Al-Sāʿdī — cited in Al-Kāmil

[!admission] Al-Sāʿdī — cited in Al-Kāmil
“Muḥammad ibn al-Sāʾib is a liar and a loser.”

The verdict across the rijāl masters is unanimous: al-Kalbī’s narrations are to be abandoned. Al-Wāḥidī and al-Qurṭubī included his report in their commentaries but attributed it explicitly to al-Kalbī’s transmission — they did not vouch for its authenticity. The story has a different basis in Abū Dāwūd and al-Nasāʾī, but the Ibn Abī Sarḥ version specifically depends on al-Kalbī alone.

Response

Second: Al-Kalbī himself publicly retracted his entire chain through Abū Ṣāliḥ from Ibn ʿAbbās — the exact chain used in this narration.

Third: The authenticated narration, accepted by al-Qurṭubī and al-Suyūṭī, establishes it was ʿUmar ibn al-Khaṭṭāb, not Ibn Abī Sarḥ.

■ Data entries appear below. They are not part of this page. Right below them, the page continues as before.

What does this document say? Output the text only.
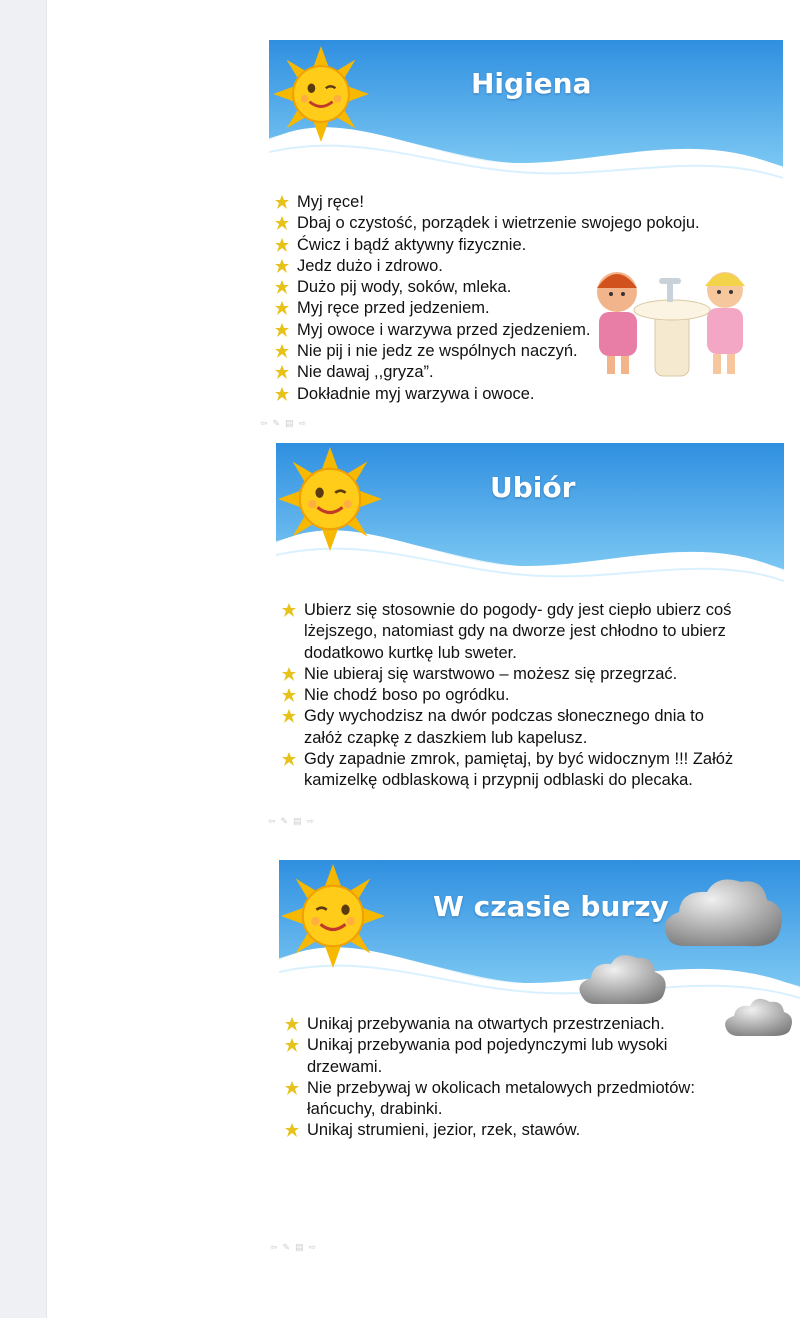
Higiena
Myj ręce!
Dbaj o czystość, porządek i wietrzenie swojego pokoju.
Ćwicz i bądź aktywny fizycznie.
Jedz dużo i zdrowo.
Dużo pij wody, soków, mleka.
Myj ręce przed jedzeniem.
Myj owoce i warzywa przed zjedzeniem.
Nie pij i nie jedz ze wspólnych naczyń.
Nie dawaj ,,gryza”.
Dokładnie myj warzywa i owoce.
⇦ ✎ ▤ ⇨
Ubiór
Ubierz się stosownie do pogody- gdy jest ciepło ubierz coś lżejszego, natomiast gdy na dworze jest chłodno to ubierz dodatkowo kurtkę lub sweter.
Nie ubieraj się warstwowo – możesz się przegrzać.
Nie chodź boso po ogródku.
Gdy wychodzisz na dwór podczas słonecznego dnia to załóż czapkę z daszkiem lub kapelusz.
Gdy zapadnie zmrok, pamiętaj, by być widocznym !!! Załóż kamizelkę odblaskową i przypnij odblaski do plecaka.
⇦ ✎ ▤ ⇨
W czasie burzy
Unikaj przebywania na otwartych przestrzeniach.
Unikaj przebywania pod pojedynczymi lub wysoki drzewami.
Nie przebywaj w okolicach metalowych przedmiotów: łańcuchy, drabinki.
Unikaj strumieni, jezior, rzek, stawów.
⇦ ✎ ▤ ⇨
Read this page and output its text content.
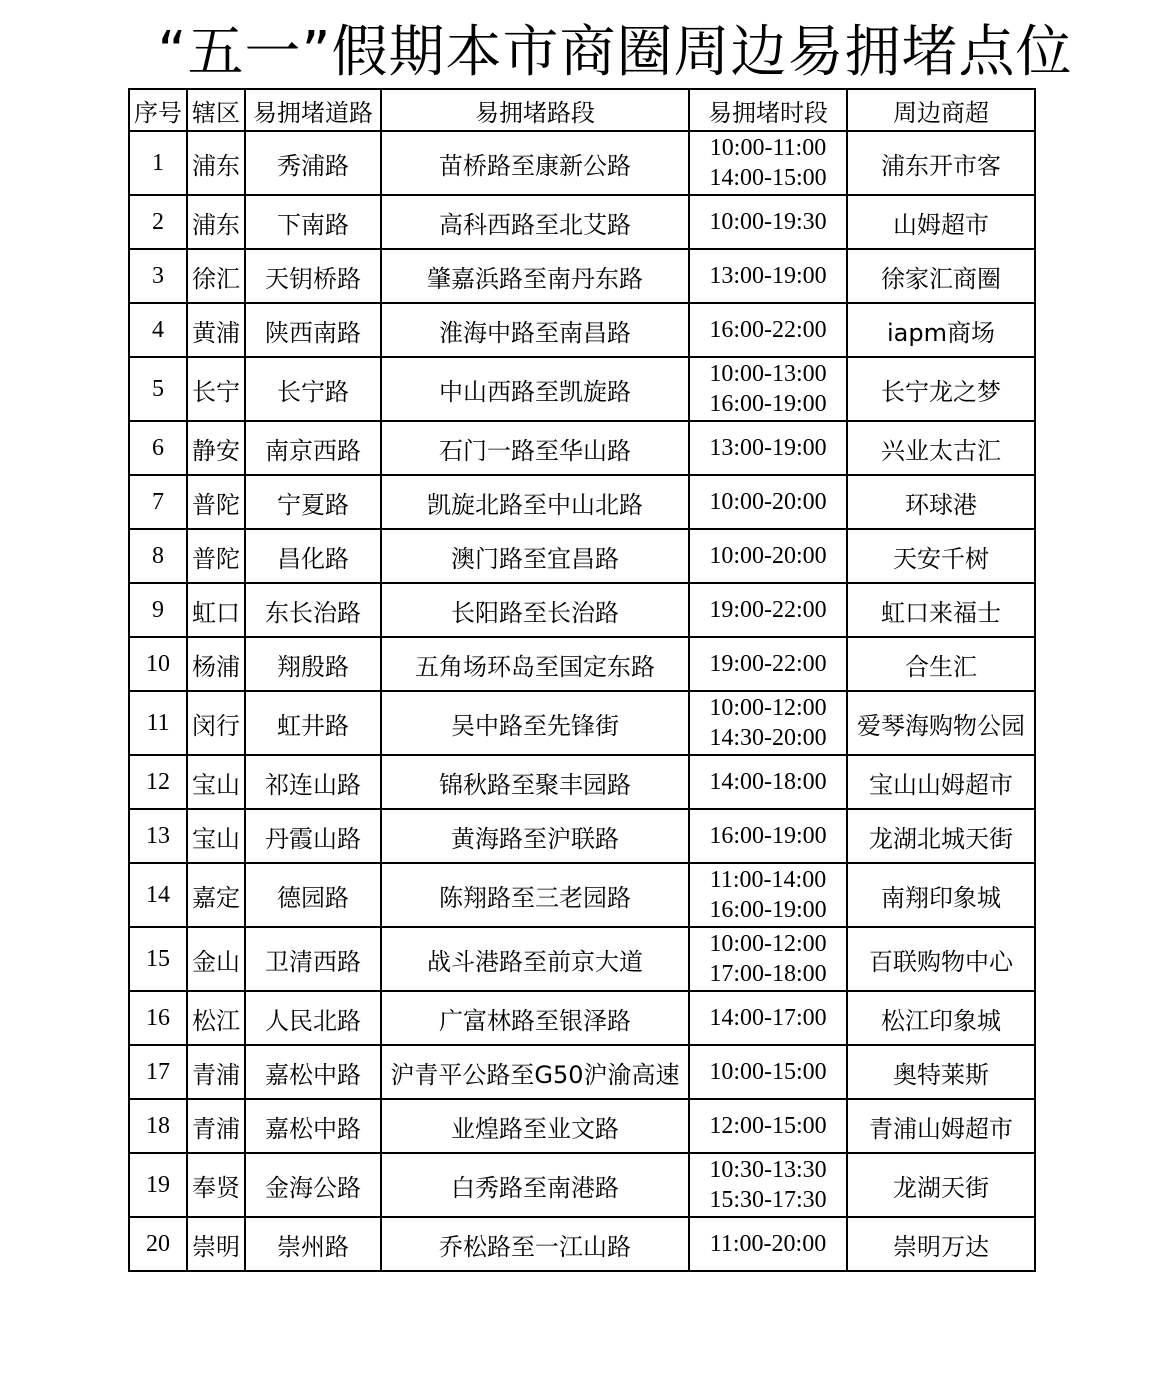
“五一”假期本市商圈周边易拥堵点位
序号	辖区	易拥堵道路	易拥堵路段	易拥堵时段	周边商超
1	浦东	秀浦路	苗桥路至康新公路	10:00-11:00
14:00-15:00	浦东开市客
2	浦东	下南路	高科西路至北艾路	10:00-19:30	山姆超市
3	徐汇	天钥桥路	肇嘉浜路至南丹东路	13:00-19:00	徐家汇商圈
4	黄浦	陕西南路	淮海中路至南昌路	16:00-22:00	iapm商场
5	长宁	长宁路	中山西路至凯旋路	10:00-13:00
16:00-19:00	长宁龙之梦
6	静安	南京西路	石门一路至华山路	13:00-19:00	兴业太古汇
7	普陀	宁夏路	凯旋北路至中山北路	10:00-20:00	环球港
8	普陀	昌化路	澳门路至宜昌路	10:00-20:00	天安千树
9	虹口	东长治路	长阳路至长治路	19:00-22:00	虹口来福士
10	杨浦	翔殷路	五角场环岛至国定东路	19:00-22:00	合生汇
11	闵行	虹井路	吴中路至先锋街	10:00-12:00
14:30-20:00	爱琴海购物公园
12	宝山	祁连山路	锦秋路至聚丰园路	14:00-18:00	宝山山姆超市
13	宝山	丹霞山路	黄海路至沪联路	16:00-19:00	龙湖北城天街
14	嘉定	德园路	陈翔路至三老园路	11:00-14:00
16:00-19:00	南翔印象城
15	金山	卫清西路	战斗港路至前京大道	10:00-12:00
17:00-18:00	百联购物中心
16	松江	人民北路	广富林路至银泽路	14:00-17:00	松江印象城
17	青浦	嘉松中路	沪青平公路至G50沪渝高速	10:00-15:00	奥特莱斯
18	青浦	嘉松中路	业煌路至业文路	12:00-15:00	青浦山姆超市
19	奉贤	金海公路	白秀路至南港路	10:30-13:30
15:30-17:30	龙湖天街
20	崇明	崇州路	乔松路至一江山路	11:00-20:00	崇明万达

Fourth: A Companion coinciding with a revealed phrase does not constitute scribal corruption — it is a documented phenomenon (muwāfaqāt) distinct from the process of waḥy itself.

Fifth: Revelation carries specific signs and does not arrive as a single verse and then cease. The suggestion that Ibn Abī Sarḥ received waḥy by completing one phrase contradicts the very nature and conditions of prophetic revelation.


The Broader Principle — Scribal Alteration Claims Require Authentic Chains

Important

Critics who allege scribal corruption of the Quran bear the burden of providing an authenticated chain of transmission for that allegation. The Ibn Abī Sarḥ narration fails this test at its only source. A fabricated report from a self-confessed liar cannot establish that the word of Allah was altered.

Success

The doubt dissolves on two independent grounds: linguistically, “best of creators” does not imply divine plurality — it acknowledges human craftsmanship while affirming Allah’s supremacy over it. Historically, the narration attributing scribal influence to Ibn Abī Sarḥ traces to al-Kalbī, whose own admission and whose unanimous rejection by the hadith masters renders his transmission worthless. The authenticated position is that ʿUmar ibn al-Khaṭṭāb (رضي الله عنه) was the Companion whose words coincided with revelation — a blessing, not a corruption.